Though returns of these NCDs are attractive, “one should not engage more than 20 per cent of their overall portfolios in company deposits,” says Anil Rego, founder, and CEO, Right Horizons. He further adds, “Of one’s portfolio, around 3 per cent should be invested in one company. However, in the NCDs offered by Shriram Transport Finance, investors can invest up to 2 per cent of their overall portfolio.”
Before investing in NCDs, there are certain things that should be looked at. For instance, it’s credit ratings. Credit rating agencies indicate companies with AAA-rated instruments are considered to have the highest degree of safety regarding timely servicing of financial obligations.
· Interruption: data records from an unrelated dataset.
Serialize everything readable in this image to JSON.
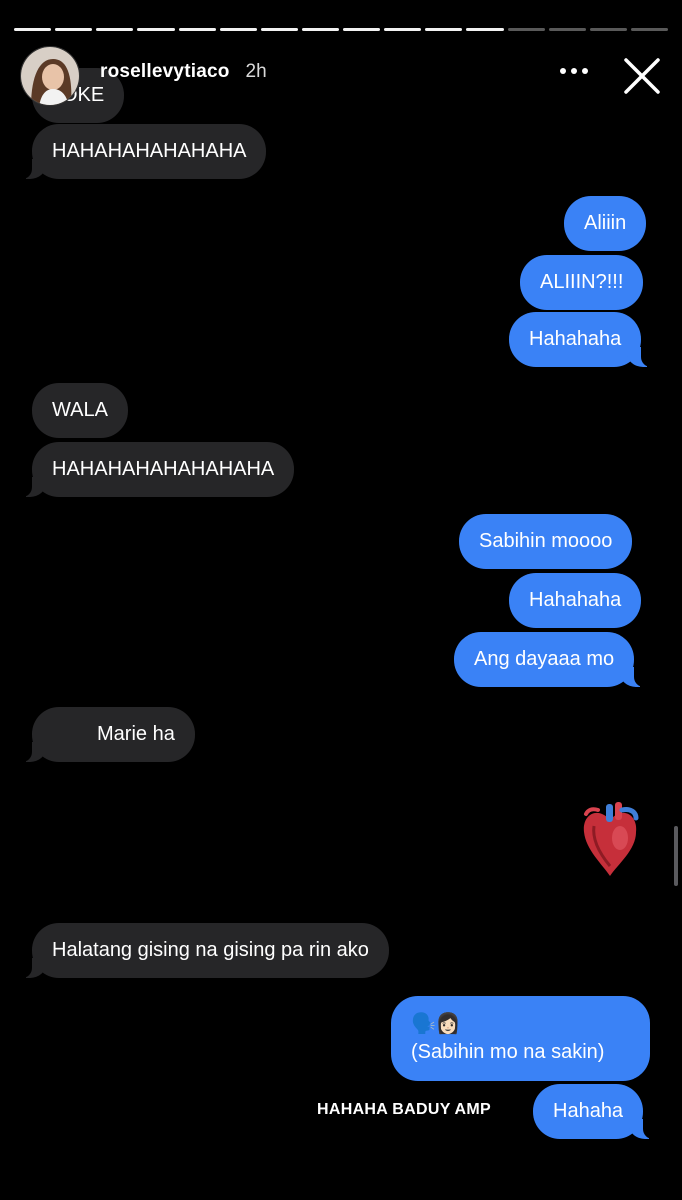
{
  "story": {
    "segments": 16,
    "segments_done": 12
  },
  "header": {
    "username": "rosellevytiaco",
    "time": "2h",
    "more_icon": "more-horizontal-icon",
    "close_icon": "close-icon"
  },
  "messages": {
    "m0": "JOKE",
    "m1": "HAHAHAHAHAHAHA",
    "m2": "Aliiin",
    "m3": "ALIIIN?!!!",
    "m4": "Hahahaha",
    "m5": "WALA",
    "m6": "HAHAHAHAHAHAHAHA",
    "m7": "Sabihin moooo",
    "m8": "Hahahaha",
    "m9": "Ang dayaaa mo",
    "m10": "Marie ha",
    "m11": "❤️",
    "m12": "Halatang gising na gising pa rin ako",
    "m13_emoji": "🗣️👩🏻",
    "m13_text": "(Sabihin mo na sakin)",
    "m14": "Hahaha"
  },
  "caption": "HAHAHA BADUY AMP",
  "colors": {
    "incoming_bubble": "#262628",
    "outgoing_bubble": "#3a82f6",
    "background": "#000000"
  }
}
Such instruments carry the lowest credit risk. Shriram Transport’s NCD comes with a slightly lower credit rating of ‘AA+/Stable’ by rating agency Crisil. According to Crisil’s website, ‘AA+/Stable’ rating means instruments that ‘have a high degree of safety regarding timely servicing of financial obligations. Such instruments carry very low credit risk.’
According to Shriram Transport Finance NCD’s offer document, its credit rating for this issue is the same as that of the NCDs it came out within the past three years; ‘AA+/Stable’. The rating, however, has gone up slightly as compared to its NCD that it had offered in the year of 2015. High credit ratings in an NCD indicate the company’s ability to pay timely interests. Most investors who invest in NCDs look for regular and assured income. It helps if the company is able to meet their interest commitments.
NCDs generally offer rates higher than bank fixed deposits of similar tenures. At present, SBI is offering 6.75 per cent interest on its five-year fixed deposit whereas depending on the lock-in period NCDs offer a return of 8-12 per cent. By allowing investors with the option to lock into better interest rates for longer periods, NCDs offer the advantage of overbank deposits. Most investors go in for FDs mostly because of the easier access and relatively ‘on demand’ liquidity they provide. NCDs are listed on the BSE and NSE, though they also provide liquidity over a longer tenure.